The Trump administration’s cuts to federal measures aimed at protecting Americans from overwhelming medical bills have shifted the focus of patient and consumer advocates to state legislatures in an effort to address the issue of medical debt in the country.
Despite some progress this year, particularly in states with Democratic majorities, recent setbacks in more conservative legislatures highlight the challenges of protecting patients.
Bills aimed at protecting consumers from medical debt in Indiana, Montana, Nevada, South Dakota, and Wyoming failed this year due to industry opposition. Advocates warn that states must take action as millions of people are expected to lose their health insurance due to President Donald Trump’s tax and spending law.
“Medical debt was already a key issue even before the change in administration in Washington,” said Kate Ende, policy director at the Maine-based organization Consumers for Affordable Health Care. “The federal rollback made mobilizing even more urgent.”
Maine recently joined a growing list of states that have banned medical debt from appearing on residents’ credit reports, a protection that can facilitate access to housing, a car, or even employment. The measure was unanimously approved with bipartisan support.
It is estimated that 100 million people in the United States have some form of medical debt.
The federal government was on the verge of banning medical debt from appearing on credit reports, thanks to a regulation issued in the final days of former President Joe Biden’s term. This measure would have benefited around 15 million people nationwide.
However, the Trump administration did not defend the regulation against legal challenges from collection agencies and credit bureaus, who argued that the Consumer Financial Protection Bureau had exceeded its authority.
A federal judge in Texas, appointed by Trump, ruled that the regulation should be overturned.
Now, only patients living in states that have enacted their own rules on credit reporting can benefit from this protection. More than a dozen states have these restrictions, including California, Colorado, Connecticut, Minnesota, New York, and Vermont, which, like Maine, adopted a ban this year.
In recent years, more states have passed other protections against medical debt, such as limits on the interest rate that can be charged and restrictions on the use of wage garnishment or asset seizure to collect unpaid medical bills.
In many cases, these measures have received bipartisan support, reflecting the popularity of consumer protections.

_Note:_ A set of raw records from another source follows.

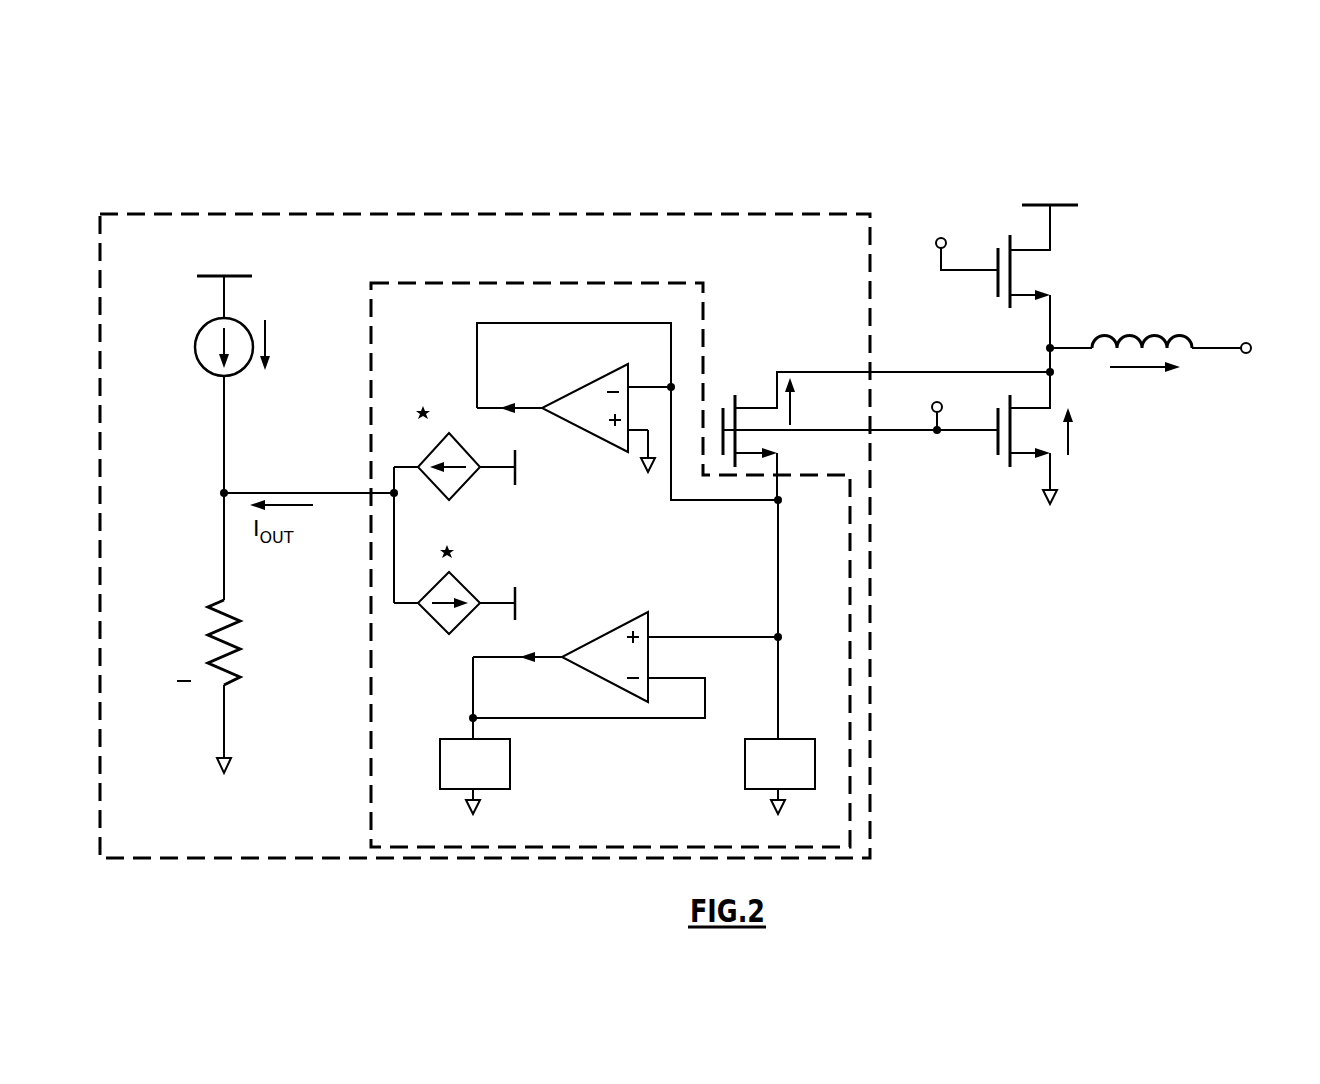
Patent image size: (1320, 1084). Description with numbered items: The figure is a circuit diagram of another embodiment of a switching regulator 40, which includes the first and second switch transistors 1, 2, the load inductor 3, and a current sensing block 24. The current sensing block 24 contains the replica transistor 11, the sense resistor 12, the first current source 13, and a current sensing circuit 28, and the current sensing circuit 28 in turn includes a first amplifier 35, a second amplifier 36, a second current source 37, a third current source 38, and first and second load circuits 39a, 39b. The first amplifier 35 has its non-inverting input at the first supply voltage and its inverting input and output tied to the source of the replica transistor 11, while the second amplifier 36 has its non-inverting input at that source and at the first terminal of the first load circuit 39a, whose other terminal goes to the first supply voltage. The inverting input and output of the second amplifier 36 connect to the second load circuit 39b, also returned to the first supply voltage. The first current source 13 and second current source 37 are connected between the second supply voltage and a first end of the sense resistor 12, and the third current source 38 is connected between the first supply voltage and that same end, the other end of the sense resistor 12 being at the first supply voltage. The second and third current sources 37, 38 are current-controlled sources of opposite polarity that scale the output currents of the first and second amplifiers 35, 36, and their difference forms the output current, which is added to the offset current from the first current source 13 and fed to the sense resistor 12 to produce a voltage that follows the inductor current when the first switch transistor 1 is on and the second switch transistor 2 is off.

The first switch transistor 1 is at (997, 445).
The second switch transistor 2 is at (997, 284).
The load inductor 3 is at (1158, 338).
The replica transistor 11 is at (723, 408).
The sense resistor 12 is at (234, 645).
The first current source 13 is at (204, 331).
The current sensing block 24 is at (150, 214).
The current sensing circuit 28 is at (540, 283).
The first amplifier 35 is at (613, 451).
The second amplifier 36 is at (622, 622).
The second current source 37 is at (462, 487).
The third current source 38 is at (434, 620).
The first load circuit 39a is at (745, 765).
The second load circuit 39b is at (440, 765).
The switching regulator 40 is at (1192, 134).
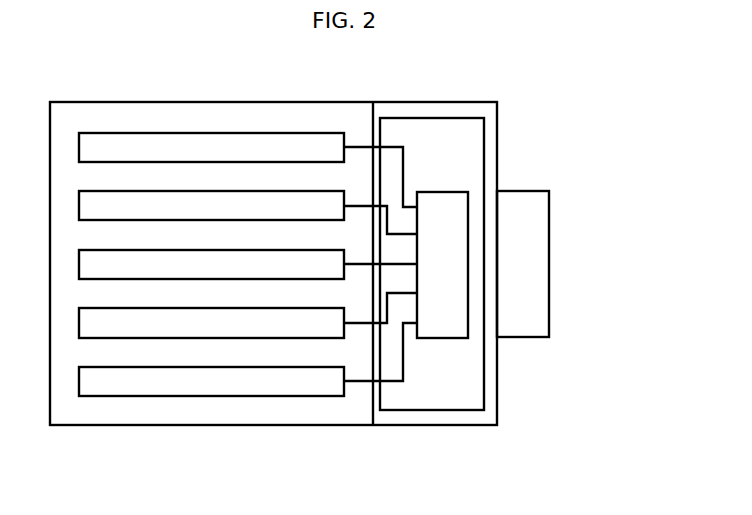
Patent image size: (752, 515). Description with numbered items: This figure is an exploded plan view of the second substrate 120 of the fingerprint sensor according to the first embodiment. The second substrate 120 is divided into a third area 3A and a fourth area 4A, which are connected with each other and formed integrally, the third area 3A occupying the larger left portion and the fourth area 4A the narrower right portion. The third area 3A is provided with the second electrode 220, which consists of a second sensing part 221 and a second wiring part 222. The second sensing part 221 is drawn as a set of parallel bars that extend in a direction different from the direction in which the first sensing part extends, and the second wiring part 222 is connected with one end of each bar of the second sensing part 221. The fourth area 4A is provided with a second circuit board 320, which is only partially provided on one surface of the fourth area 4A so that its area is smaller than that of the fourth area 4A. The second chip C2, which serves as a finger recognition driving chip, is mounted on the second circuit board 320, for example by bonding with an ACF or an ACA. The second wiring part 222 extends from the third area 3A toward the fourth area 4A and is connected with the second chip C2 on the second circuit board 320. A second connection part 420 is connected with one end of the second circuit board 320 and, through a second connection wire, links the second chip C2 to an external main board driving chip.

The second substrate 120 is at (179, 426).
The third area 3A is at (275, 415).
The fourth area 4A is at (477, 417).
The second circuit board 320 is at (412, 412).
The second electrode 220 is at (356, 247).
The second sensing part 221 is at (325, 132).
The second wiring part 222 is at (405, 173).
The second chip C2 is at (445, 342).
The second connection part 420 is at (549, 262).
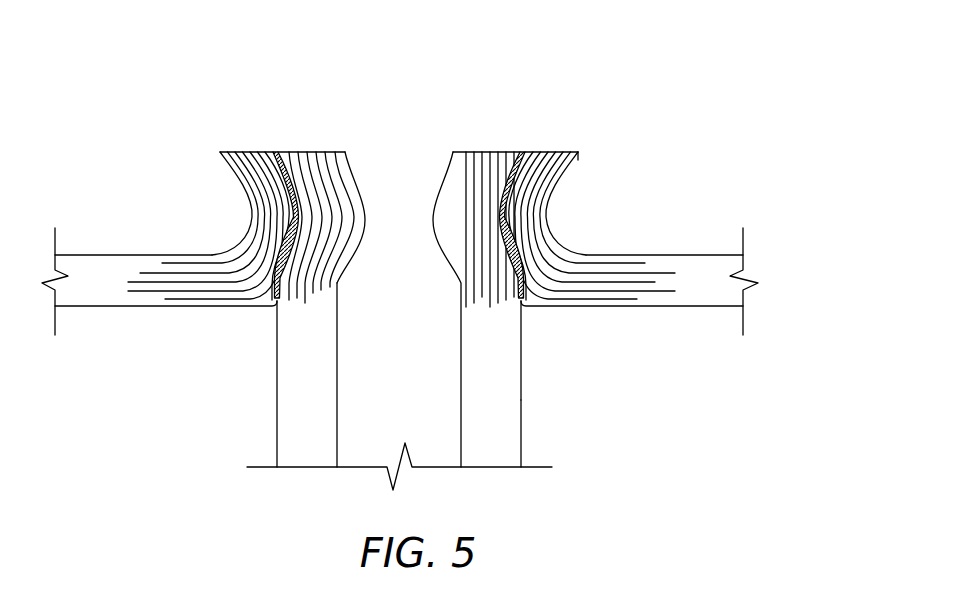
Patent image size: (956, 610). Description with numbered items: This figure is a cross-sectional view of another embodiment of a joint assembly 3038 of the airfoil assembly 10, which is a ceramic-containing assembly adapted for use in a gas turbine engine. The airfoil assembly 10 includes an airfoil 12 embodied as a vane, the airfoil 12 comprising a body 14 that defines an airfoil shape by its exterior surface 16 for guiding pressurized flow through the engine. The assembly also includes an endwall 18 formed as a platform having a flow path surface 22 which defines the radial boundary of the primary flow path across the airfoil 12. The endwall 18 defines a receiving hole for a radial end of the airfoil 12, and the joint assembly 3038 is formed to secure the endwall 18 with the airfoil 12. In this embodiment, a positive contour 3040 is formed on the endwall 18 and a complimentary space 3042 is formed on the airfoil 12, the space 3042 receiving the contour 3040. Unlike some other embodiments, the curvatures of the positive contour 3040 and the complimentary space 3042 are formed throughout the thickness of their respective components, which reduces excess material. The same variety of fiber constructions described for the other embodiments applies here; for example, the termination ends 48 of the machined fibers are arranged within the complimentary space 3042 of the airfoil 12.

The airfoil assembly 10 is at (683, 90).
The airfoil 12 is at (512, 440).
The body 14 is at (305, 450).
The exterior surface 16 is at (523, 398).
The endwall 18 is at (97, 278).
The flow path surface 22 is at (93, 307).
The termination ends 48 is at (506, 205).
The joint assembly 3038 is at (263, 137).
The positive contour 3040 is at (282, 200).
The complimentary space 3042 is at (500, 227).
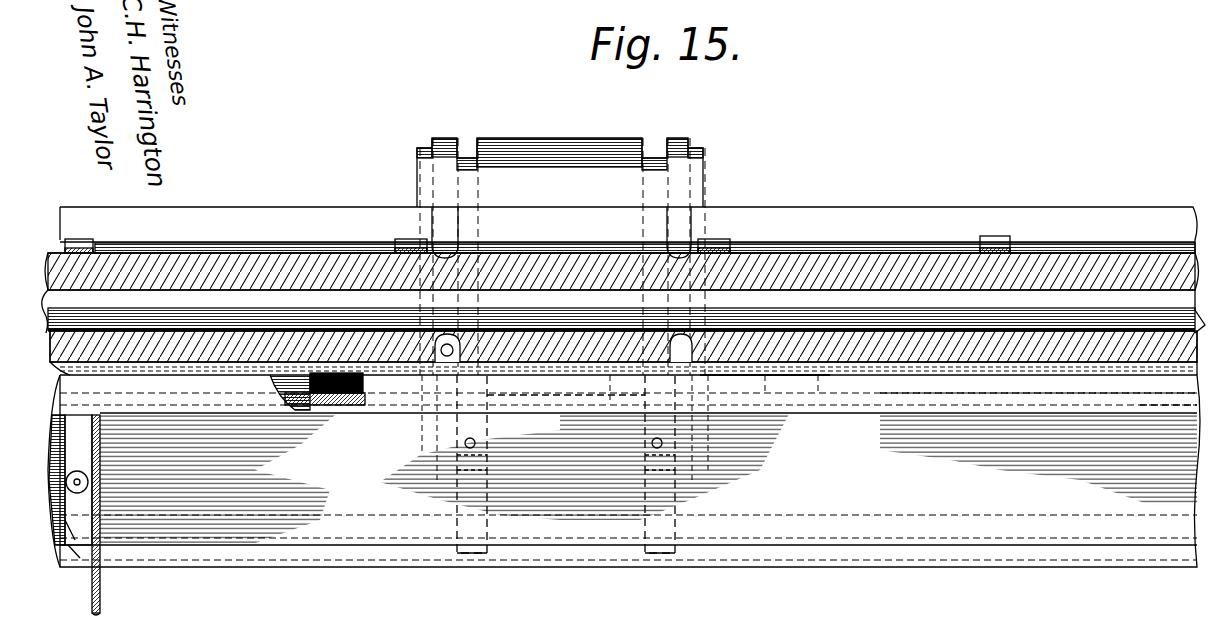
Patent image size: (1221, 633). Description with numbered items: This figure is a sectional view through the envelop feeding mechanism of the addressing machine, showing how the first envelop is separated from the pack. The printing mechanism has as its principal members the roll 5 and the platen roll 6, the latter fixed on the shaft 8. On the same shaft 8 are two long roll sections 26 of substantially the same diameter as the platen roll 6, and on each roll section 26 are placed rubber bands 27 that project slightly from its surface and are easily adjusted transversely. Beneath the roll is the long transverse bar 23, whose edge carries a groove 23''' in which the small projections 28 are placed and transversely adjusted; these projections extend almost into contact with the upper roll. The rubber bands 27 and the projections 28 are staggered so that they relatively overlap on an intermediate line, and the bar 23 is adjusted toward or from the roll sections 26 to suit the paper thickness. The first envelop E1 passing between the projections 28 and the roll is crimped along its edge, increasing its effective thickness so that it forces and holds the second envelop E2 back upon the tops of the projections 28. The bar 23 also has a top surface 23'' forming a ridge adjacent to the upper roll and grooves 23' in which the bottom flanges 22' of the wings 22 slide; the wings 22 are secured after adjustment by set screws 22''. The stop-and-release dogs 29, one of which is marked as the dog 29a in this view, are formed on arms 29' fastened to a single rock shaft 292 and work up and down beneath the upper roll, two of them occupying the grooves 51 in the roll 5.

The roll 5 is at (562, 148).
The grooves 51 is at (650, 190).
The platen roll 6 is at (532, 262).
The shaft 8 is at (782, 297).
The first envelop E1 is at (1078, 222).
The second envelop E2 is at (819, 374).
The roll sections 26 is at (221, 249).
The rubber bands 27 is at (84, 243).
The projections 28 is at (350, 384).
The stop-and-release dogs 29 is at (563, 324).
The rods 29a is at (688, 312).
The arms 29' is at (566, 453).
The rock shaft 292 is at (541, 540).
The transverse bar 23 is at (624, 489).
The grooves 23' is at (1038, 504).
The top surface 23'' is at (1038, 424).
The groove 23''' is at (348, 421).
The wings 22 is at (116, 515).
The bottom flanges 22' is at (61, 509).
The set screws 22'' is at (112, 480).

In Virginia, the Republican governor signed a law this year limiting wage garnishment and establishing an interest rate cap.
Several Republican lawmakers in California joined Democrats to support a measure that facilitates access to financial assistance from hospitals for those facing high bills.
“This is the kind of common-sense issue that affects people’s wallets and appeals to both Republicans and Democrats,” said Eva Stahl, vice president of Undue Medical Debt, a nonprofit organization that buys and forgives medical debts and has worked to expand patient protections.
However, in several state legislatures, the push for new protections has faced barriers.
Bills to prohibit medical debts from appearing on credit reports failed in Wyoming and South Dakota, despite the support of some Republican lawmakers. Measures to limit aggressive collections against residents with medical debt were rejected in Indiana, Montana, and Nevada.
In some states, proposals faced strong opposition from collection agencies, credit bureaus, and banks, who argued to lawmakers that without information about medical debts, they could end up granting high-risk loans to consumers.
State Representative Lana Greenfield, a Republican from South Dakota, echoed the industry’s objections by urging her colleagues to vote against the ban. “Small banks in small communities would not be able to obtain information about a very, very large medical bill. And then, they could grant a good-faith loan to someone without really knowing what their credit was,” Greenfield said on the House floor.
During the Biden administration, CFPB researchers found that, unlike other types of debt, medical debt was not a good indicator of creditworthiness.
But State Representative Brian Mulder, a Republican from South Dakota and chairman of the health committee that drafted the legislation, highlighted the power of the banking sector in the state, where favorable regulations have made it a magnet for financial institutions.
In Montana, a proposal to protect some of the assets of debtors from garnishment easily advanced in committee. Its supporters hoped it would be especially useful for Native American patients, who disproportionately bear the burden of medical debt.
But when the bill reached the House floor, opponents “showed up in force” and personally lobbied Republican lawmakers an hour before the vote, said Ed Stafman, a Democratic lawmaker and the bill’s author.
“They gathered enough votes to narrowly defeat the bill,” he said.
Both patient advocates and lawmakers who supported these measures said they are optimistic about overcoming industry opposition in the future.
There are signs that some proposals to expand patient protections could advance in other conservative states, such as Ohio and Texas.
In Texas, a proposal that would require non-profit hospitals to expand financial assistance for those facing high bills has received the support of influential conservative organizations.
“These things sometimes take time,” said Lucy Culp, who leads state lobbying for Blood Cancer United (formerly known as Leukemia & Lymphoma Society). This organization has pushed for state laws to protect against medical debt in recent years, including in Montana and South Dakota.
Most concerning, said Culp, is the wave of uninsured patients expected due to cuts in medical coverage resulting from the new Republican tax law. This will further exacerbate the issue of medical debt in the country.
“States are not prepared for that,” Culp warned.